Summary
Highlights
The speaker introduces a slide showing changes in market leadership over 45 years, noting that 90%+ of top companies turn over every 20-25 years. Only Shell and Microsoft have survived multiple waves. They suggest current leaders like Nvidia, Apple, Google, and Amazon might not be top companies in 20 years, possibly even less, aligning with Victor's earlier comments on the 'magnificent seven'.
The panel is asked about the dominating conversations in their 'war rooms.' Ciao from Monroe discusses AI's impact across healthcare and defense, identifying emerging winners and losers. Josh from Janus Henderson views AI not as an app but a fundamental architectural shift, like the internet's early days, affecting various industries beyond just chip providers. Dave from Plato highlights the importance of identifying constants that won't change over 10 years, like Amazon's focus on cheap goods and quick delivery, and the significant, sustained increase in European defense spending.
Ciao outlines four key traits for small/mid-cap companies to become future mega-caps: a large, changing market, a fervent and loyal customer base, a visionary and committed founder, and profitability/free cash flow generation. Dave, focusing on long-short strategies, highlights red flags, including lack of alignment through significant ownership or incentives (e.g., golden parachutes) and a lack of consistent, organic free cash flow generation, contrasting with 'pie in the sky' growth narratives.
The discussion turns to historical examples: Intel and Nokia's decline compared to Nvidia and Apple's rise. Josh attributes Amazon's success over eBay to a 'myopic, relentless focus on the customer,' delivering actual value rather than just taking a spread. He uses grocery as a current example of Amazon disrupting traditional retail by attacking proximity and convenience. Ciao compares Nvidia and Intel, highlighting Nvidia's profitability, fervent customer perception (especially gamers), and a visionary founder (Jensen Huang) whose 30-year mission has attracted top talent and driven continuous innovation, contrasting with Intel's fluctuating mission and less passionate user base.
Dave discusses how investors often destroy value by prioritizing enticing narratives over hard numbers. He warns against investing solely based on high growth expectations, citing an example where such a strategy over 25 years led to significant capital loss.
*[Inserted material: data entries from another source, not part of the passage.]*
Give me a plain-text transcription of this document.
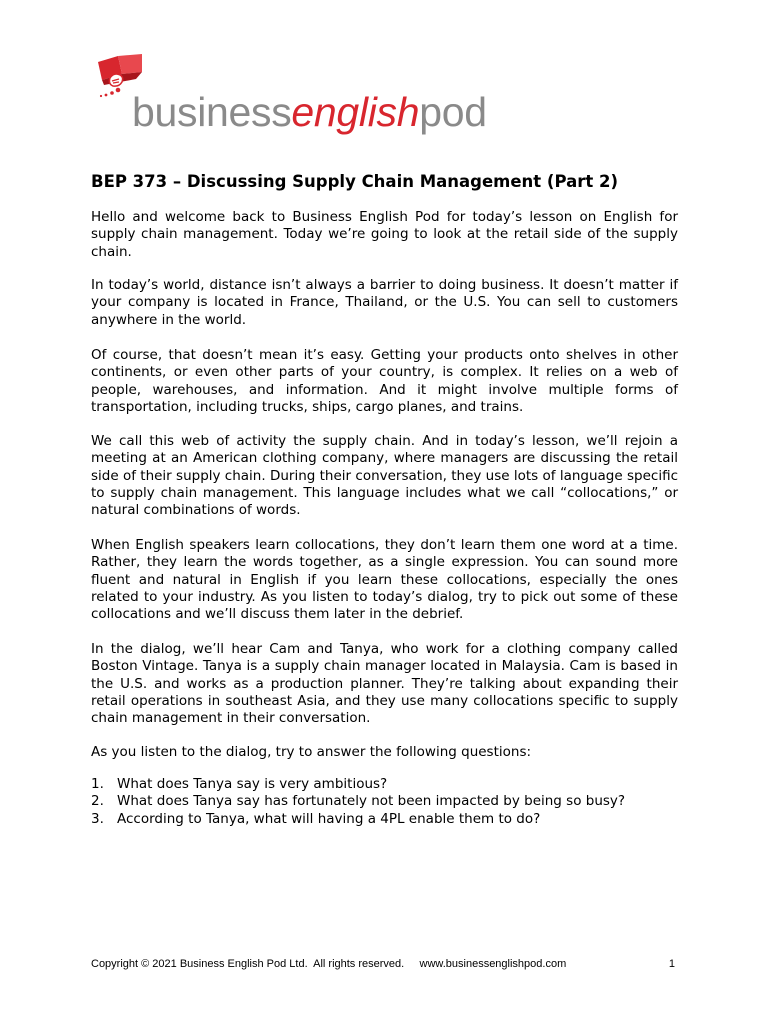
businessenglishpod
BEP 373 – Discussing Supply Chain Management (Part 2)

Hello and welcome back to Business English Pod for today’s lesson on English for supply chain management. Today we’re going to look at the retail side of the supply chain.

In today’s world, distance isn’t always a barrier to doing business. It doesn’t matter if your company is located in France, Thailand, or the U.S. You can sell to customers anywhere in the world.

Of course, that doesn’t mean it’s easy. Getting your products onto shelves in other continents, or even other parts of your country, is complex. It relies on a web of people, warehouses, and information. And it might involve multiple forms of transportation, including trucks, ships, cargo planes, and trains.

We call this web of activity the supply chain. And in today’s lesson, we’ll rejoin a meeting at an American clothing company, where managers are discussing the retail side of their supply chain. During their conversation, they use lots of language specific to supply chain management. This language includes what we call “collocations,” or natural combinations of words.

When English speakers learn collocations, they don’t learn them one word at a time. Rather, they learn the words together, as a single expression. You can sound more fluent and natural in English if you learn these collocations, especially the ones related to your industry. As you listen to today’s dialog, try to pick out some of these collocations and we’ll discuss them later in the debrief.

In the dialog, we’ll hear Cam and Tanya, who work for a clothing company called Boston Vintage. Tanya is a supply chain manager located in Malaysia. Cam is based in the U.S. and works as a production planner. They’re talking about expanding their retail operations in southeast Asia, and they use many collocations specific to supply chain management in their conversation.

As you listen to the dialog, try to answer the following questions:

1. What does Tanya say is very ambitious?
2. What does Tanya say has fortunately not been impacted by being so busy?
3. According to Tanya, what will having a 4PL enable them to do?
Copyright © 2021 Business English Pod Ltd.  All rights reserved.     www.businessenglishpod.com	1
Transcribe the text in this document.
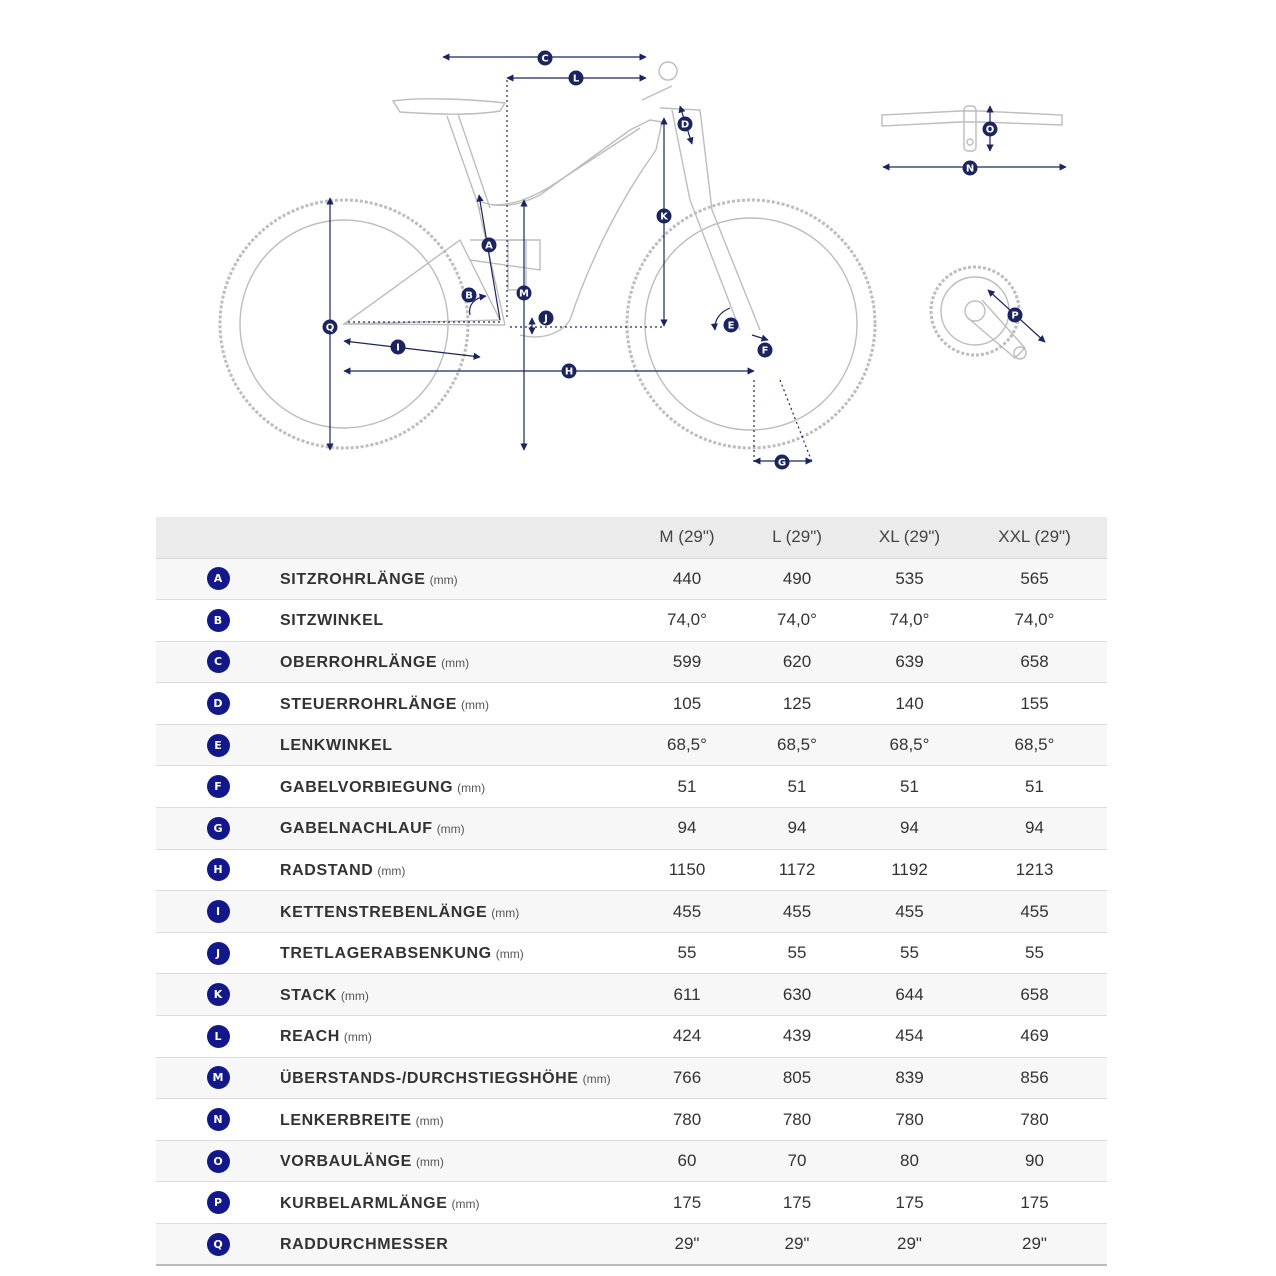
A
B
C
D
E
F
G
H
I
J
K
L
M
N
O
P
Q
		M (29")	L (29")	XL (29")	XXL (29")
A	SITZROHRLÄNGE (mm)	440	490	535	565
B	SITZWINKEL	74,0°	74,0°	74,0°	74,0°
C	OBERROHRLÄNGE (mm)	599	620	639	658
D	STEUERROHRLÄNGE (mm)	105	125	140	155
E	LENKWINKEL	68,5°	68,5°	68,5°	68,5°
F	GABELVORBIEGUNG (mm)	51	51	51	51
G	GABELNACHLAUF (mm)	94	94	94	94
H	RADSTAND (mm)	1150	1172	1192	1213
I	KETTENSTREBENLÄNGE (mm)	455	455	455	455
J	TRETLAGERABSENKUNG (mm)	55	55	55	55
K	STACK (mm)	611	630	644	658
L	REACH (mm)	424	439	454	469
M	ÜBERSTANDS-/DURCHSTIEGSHÖHE (mm)	766	805	839	856
N	LENKERBREITE (mm)	780	780	780	780
O	VORBAULÄNGE (mm)	60	70	80	90
P	KURBELARMLÄNGE (mm)	175	175	175	175
Q	RADDURCHMESSER	29"	29"	29"	29"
Instead, he advocates for companies with a consistent track record of organically growing free cash flow, avoiding growth driven purely by acquisitions or 'pie in the sky' promises.
Josh, focusing on large caps ($20B+), picks Spotify, seeing it as a long-term winning aggregator akin to early Amazon. He notes its profitability, free cash flow generation, and dominance in a still-growing and undermonetized market. Ciao cheekily suggests the 'Nvidia of the next decade' is still Nvidia, humorously emphasizing how early we are in the AI era and that many future dominant companies haven't even been born, but they will likely build upon Nvidia's foundation. Dave selects Rheinmetall in the European defense space, citing consistent defensive spending trends and the company's critical role in Europe's land defense systems, backed by a significant and growing order backlog.
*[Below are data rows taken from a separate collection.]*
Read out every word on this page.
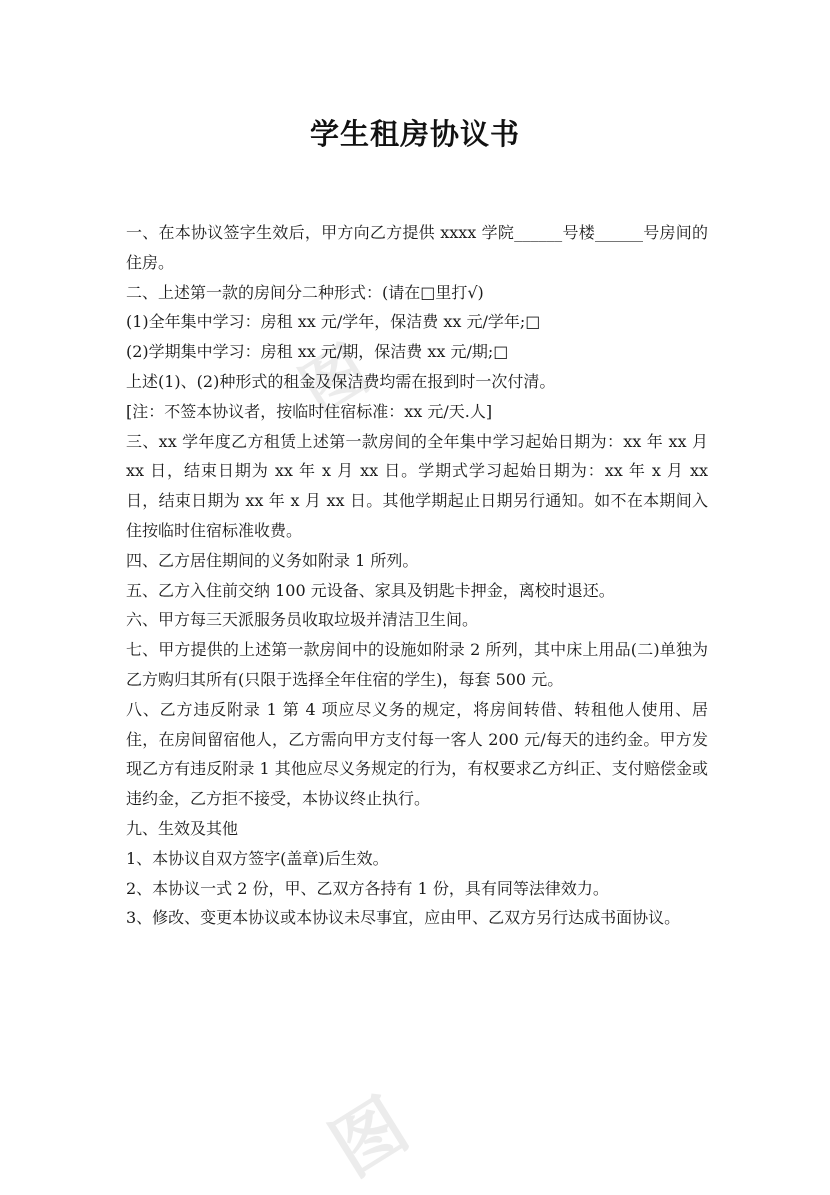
学生租房协议书

一、在本协议签字生效后，甲方向乙方提供 xxxx 学院______号楼______号房间的住房。

二、上述第一款的房间分二种形式：(请在□里打√)

(1)全年集中学习：房租 xx 元/学年，保洁费 xx 元/学年;□

(2)学期集中学习：房租 xx 元/期，保洁费 xx 元/期;□

上述(1)、(2)种形式的租金及保洁费均需在报到时一次付清。

[注：不签本协议者，按临时住宿标准：xx 元/天.人]

三、xx 学年度乙方租赁上述第一款房间的全年集中学习起始日期为：xx 年 xx 月 xx 日，结束日期为 xx 年 x 月 xx 日。学期式学习起始日期为：xx 年 x 月 xx 日，结束日期为 xx 年 x 月 xx 日。其他学期起止日期另行通知。如不在本期间入住按临时住宿标准收费。

四、乙方居住期间的义务如附录 1 所列。

五、乙方入住前交纳 100 元设备、家具及钥匙卡押金，离校时退还。

六、甲方每三天派服务员收取垃圾并清洁卫生间。

七、甲方提供的上述第一款房间中的设施如附录 2 所列，其中床上用品(二)单独为乙方购归其所有(只限于选择全年住宿的学生)，每套 500 元。

八、乙方违反附录 1 第 4 项应尽义务的规定，将房间转借、转租他人使用、居住，在房间留宿他人，乙方需向甲方支付每一客人 200 元/每天的违约金。甲方发现乙方有违反附录 1 其他应尽义务规定的行为，有权要求乙方纠正、支付赔偿金或违约金，乙方拒不接受，本协议终止执行。

九、生效及其他

1、本协议自双方签字(盖章)后生效。

2、本协议一式 2 份，甲、乙双方各持有 1 份，具有同等法律效力。

3、修改、变更本协议或本协议未尽事宜，应由甲、乙双方另行达成书面协议。

图
图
Dave introduces Palantir Technologies, an AI software defense company at the intersection of defense, datafication, and AI. He highlights its military applications and its success in streamlining the UK's National Health Service during COVID-19, proving its ability to solve complex, siloed data problems with real-world impact and strong free cash flow generation. Josh presents Progressive Insurance, a 'boring business that's phenomenal' due to its commitment to data-driven underwriting and leveraging technology (now AI) for continuous improvement, seeing it as an example of a company with a culture poised to benefit from AI. Ciao discusses Astera Labs, a company founded less than 10 years ago to address the evolving and exponential demand for high-speed, tight connectivity between AI chips in large racks, a critical and rapidly growing niche in the AI infrastructure.
An audience member asks about fund managers balancing long-term shifts with short-term performance pressure. Dave explains that their diversified approach allows them to take long-term views, likening stock picking success to Roger Federer's tennis shot accuracy. Another question concerns the risk of an Nvidia correction given the debatable ROI of building data centers by its biggest customers. Ciao refutes this, stating that hyperscalers demonstrate over 30% ROI, emphasizing the high incremental return on investment in AI networking.